Yelp / mrjob

Run MapReduce jobs on Hadoop or Amazon Web Services
http://packages.python.org/mrjob/
Other
2.61k stars 587 forks source link

Warn when "run()" doesn't appear in mr script #592

Open kevinburke opened 11 years ago

kevinburke commented 11 years ago

Hey, just wanted to share an experience I had trying to run a MRJob from another script.

The main.py script looked something like this:

import bagcheck

def main():
    # I thought I could specify S3 urls in the args list, turns out you can't
    mr_job = bagcheck.Bagcheck(args=['-r', 'emr'])  
    with mr_job.make_runner() as runner:
        runner.run()

if __name__ == "__main__":
    main()

Then the actual job looks something like this:

from mrjob.job import MRJob

class Bagcheck(MRJob):

    def emr_job_runner_kwargs(self):
        return {
            'hadoop_version': '0.20',
            'mr_job_script': 'bagcheck.py',
            'cmdenv': {
                'REALM': os.getenv('REALM')
            },
        }

    def mapper(self, _, line):
        # do some stuff

    def reducer(self, key, lines):
        # do some stuff

First the script just waited forever for input, until (I think) I remembered to echo an s3 url and pipe it to python.

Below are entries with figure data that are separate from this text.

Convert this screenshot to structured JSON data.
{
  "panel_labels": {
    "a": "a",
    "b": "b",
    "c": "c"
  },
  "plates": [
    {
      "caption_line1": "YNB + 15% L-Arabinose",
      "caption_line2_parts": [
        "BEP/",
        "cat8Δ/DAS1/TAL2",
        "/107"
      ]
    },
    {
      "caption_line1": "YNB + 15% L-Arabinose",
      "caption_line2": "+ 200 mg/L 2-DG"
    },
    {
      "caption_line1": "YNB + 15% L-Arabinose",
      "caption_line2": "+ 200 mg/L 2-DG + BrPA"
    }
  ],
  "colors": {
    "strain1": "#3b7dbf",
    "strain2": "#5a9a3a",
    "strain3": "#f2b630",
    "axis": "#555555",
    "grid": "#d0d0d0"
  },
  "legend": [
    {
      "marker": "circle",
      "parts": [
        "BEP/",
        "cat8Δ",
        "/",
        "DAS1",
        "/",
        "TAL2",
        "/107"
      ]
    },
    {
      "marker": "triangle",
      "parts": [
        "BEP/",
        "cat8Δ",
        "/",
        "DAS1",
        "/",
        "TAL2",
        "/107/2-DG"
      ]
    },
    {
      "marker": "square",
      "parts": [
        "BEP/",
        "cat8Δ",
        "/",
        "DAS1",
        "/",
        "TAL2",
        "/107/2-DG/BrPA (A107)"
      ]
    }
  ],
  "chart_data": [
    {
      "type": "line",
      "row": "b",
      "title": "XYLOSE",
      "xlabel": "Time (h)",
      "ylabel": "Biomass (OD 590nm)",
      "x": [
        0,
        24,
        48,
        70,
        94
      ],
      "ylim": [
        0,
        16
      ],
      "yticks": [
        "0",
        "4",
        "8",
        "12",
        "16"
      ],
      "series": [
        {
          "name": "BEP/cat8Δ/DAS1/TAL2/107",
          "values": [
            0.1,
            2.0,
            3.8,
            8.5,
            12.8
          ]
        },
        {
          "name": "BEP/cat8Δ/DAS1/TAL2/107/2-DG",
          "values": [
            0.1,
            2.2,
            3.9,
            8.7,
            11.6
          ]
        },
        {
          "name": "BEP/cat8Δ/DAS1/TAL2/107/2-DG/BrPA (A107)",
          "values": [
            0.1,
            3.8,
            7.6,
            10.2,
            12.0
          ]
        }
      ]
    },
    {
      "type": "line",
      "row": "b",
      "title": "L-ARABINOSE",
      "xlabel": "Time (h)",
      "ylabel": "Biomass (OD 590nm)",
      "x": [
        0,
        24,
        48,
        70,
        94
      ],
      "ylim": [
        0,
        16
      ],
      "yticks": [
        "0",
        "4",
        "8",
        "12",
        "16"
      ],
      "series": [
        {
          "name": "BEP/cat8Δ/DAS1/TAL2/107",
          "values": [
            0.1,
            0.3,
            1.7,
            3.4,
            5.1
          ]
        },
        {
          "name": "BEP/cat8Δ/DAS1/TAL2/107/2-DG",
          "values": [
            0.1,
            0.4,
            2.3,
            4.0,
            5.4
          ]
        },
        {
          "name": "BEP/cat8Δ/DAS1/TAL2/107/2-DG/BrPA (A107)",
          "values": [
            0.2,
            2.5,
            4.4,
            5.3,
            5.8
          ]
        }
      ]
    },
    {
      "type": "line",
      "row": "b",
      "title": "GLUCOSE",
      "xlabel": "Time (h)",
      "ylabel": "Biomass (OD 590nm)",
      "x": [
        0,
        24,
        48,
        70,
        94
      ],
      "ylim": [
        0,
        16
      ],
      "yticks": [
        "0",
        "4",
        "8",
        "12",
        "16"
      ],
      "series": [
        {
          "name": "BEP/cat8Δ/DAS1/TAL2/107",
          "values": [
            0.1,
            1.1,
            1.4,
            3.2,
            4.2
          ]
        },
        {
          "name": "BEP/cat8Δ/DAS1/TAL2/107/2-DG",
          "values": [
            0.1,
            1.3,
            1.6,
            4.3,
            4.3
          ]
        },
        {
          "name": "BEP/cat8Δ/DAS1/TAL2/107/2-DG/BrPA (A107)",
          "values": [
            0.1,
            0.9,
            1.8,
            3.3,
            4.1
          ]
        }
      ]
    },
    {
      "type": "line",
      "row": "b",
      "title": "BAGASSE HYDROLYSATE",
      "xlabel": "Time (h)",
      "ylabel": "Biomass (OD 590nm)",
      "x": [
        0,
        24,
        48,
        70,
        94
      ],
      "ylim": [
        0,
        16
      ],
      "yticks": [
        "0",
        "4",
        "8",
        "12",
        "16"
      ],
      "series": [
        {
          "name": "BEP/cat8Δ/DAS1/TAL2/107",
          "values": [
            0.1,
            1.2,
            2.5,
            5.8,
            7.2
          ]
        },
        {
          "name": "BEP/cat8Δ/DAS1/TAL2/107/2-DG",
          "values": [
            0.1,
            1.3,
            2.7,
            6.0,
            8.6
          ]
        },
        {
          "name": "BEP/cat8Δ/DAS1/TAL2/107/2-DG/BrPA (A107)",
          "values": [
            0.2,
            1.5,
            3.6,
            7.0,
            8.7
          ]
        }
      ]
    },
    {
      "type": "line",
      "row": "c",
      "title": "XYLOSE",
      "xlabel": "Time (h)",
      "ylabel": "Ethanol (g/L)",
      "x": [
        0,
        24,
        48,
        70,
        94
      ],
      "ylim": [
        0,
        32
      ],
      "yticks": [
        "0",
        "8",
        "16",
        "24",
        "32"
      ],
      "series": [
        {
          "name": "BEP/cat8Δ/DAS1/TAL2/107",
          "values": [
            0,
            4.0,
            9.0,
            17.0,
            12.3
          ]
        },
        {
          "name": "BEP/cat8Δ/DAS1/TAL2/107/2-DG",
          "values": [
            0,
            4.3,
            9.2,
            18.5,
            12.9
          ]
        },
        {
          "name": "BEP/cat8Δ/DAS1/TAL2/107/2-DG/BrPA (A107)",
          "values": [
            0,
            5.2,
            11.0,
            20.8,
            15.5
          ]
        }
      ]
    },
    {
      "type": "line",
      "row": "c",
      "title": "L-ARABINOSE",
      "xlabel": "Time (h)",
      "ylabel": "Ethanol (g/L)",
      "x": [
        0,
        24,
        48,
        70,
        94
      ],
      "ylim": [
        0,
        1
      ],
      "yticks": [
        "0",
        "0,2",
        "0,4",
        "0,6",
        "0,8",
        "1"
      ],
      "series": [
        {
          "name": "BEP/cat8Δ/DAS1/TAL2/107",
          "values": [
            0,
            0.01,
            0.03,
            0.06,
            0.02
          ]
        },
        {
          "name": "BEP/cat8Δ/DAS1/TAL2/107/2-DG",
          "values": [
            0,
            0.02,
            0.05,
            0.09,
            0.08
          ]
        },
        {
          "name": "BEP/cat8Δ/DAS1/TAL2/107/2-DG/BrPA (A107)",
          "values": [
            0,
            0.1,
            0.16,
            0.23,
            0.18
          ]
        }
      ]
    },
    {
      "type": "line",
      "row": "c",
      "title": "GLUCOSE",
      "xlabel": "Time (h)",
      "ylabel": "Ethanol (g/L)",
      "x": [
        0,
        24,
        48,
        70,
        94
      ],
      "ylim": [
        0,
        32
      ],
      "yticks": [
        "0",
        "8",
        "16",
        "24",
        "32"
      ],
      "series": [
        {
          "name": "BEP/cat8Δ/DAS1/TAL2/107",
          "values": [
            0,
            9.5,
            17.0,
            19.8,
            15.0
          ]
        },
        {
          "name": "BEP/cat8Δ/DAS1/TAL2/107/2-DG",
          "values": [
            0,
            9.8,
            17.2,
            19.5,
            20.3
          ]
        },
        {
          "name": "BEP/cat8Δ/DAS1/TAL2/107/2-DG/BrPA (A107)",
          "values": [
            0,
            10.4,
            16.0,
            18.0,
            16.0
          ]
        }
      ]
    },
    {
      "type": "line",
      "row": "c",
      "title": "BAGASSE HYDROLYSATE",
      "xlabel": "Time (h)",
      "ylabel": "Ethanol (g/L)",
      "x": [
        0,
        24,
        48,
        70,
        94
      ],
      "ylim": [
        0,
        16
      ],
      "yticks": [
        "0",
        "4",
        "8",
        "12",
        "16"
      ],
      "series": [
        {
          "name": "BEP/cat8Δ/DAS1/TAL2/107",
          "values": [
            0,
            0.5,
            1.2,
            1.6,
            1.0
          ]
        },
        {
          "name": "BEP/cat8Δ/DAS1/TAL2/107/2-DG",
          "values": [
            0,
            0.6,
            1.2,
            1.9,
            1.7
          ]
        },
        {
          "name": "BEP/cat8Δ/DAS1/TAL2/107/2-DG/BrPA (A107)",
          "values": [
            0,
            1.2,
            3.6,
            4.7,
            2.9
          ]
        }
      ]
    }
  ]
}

Then I kept getting a "step description is empty!" message. I tried redefining steps() in the Bagcheck class, but that didn't do anything. Eventually I realized I was missing the

if __name__ == "__main__":
    Bagcheck.run()

lines at the bottom of bagcheck.py.

What's the lesson or the improvement to be made? I'm not sure. I wanted to run the mrjob from another Python script to avoid piping over stdout to a separate script, but it appears MRJob is set up much better for the 'streaming-over-stdout' use case.

It also appears running MRJob from a separate script is swallowing the usual stderr from MRJob, which is why calling main.py without s3 urls just waited forever without doing anything or echoing anything. I'm trying to figure out how to add a verbose flag to the separate script runner now.

sirpengi commented 11 years ago

What do you mean by "I thought I could specify S3 urls in the args list, turns out you can't". I'm working with mrjob 0.3.5 and I've got some extensive tooling written that handles everything within python code, and my jobs are passing upwards of 20+ s3 urls as the input for any one job. Assuming you're not using 0.4dev and it's not a regress there, can you retry and report back with whatever issue you've encountered?

coyotemarin commented 11 years ago

Changing this ticket to checking the mr_*.py script for the string run() and issuing a warning if it's missing, which would have caught your mistake.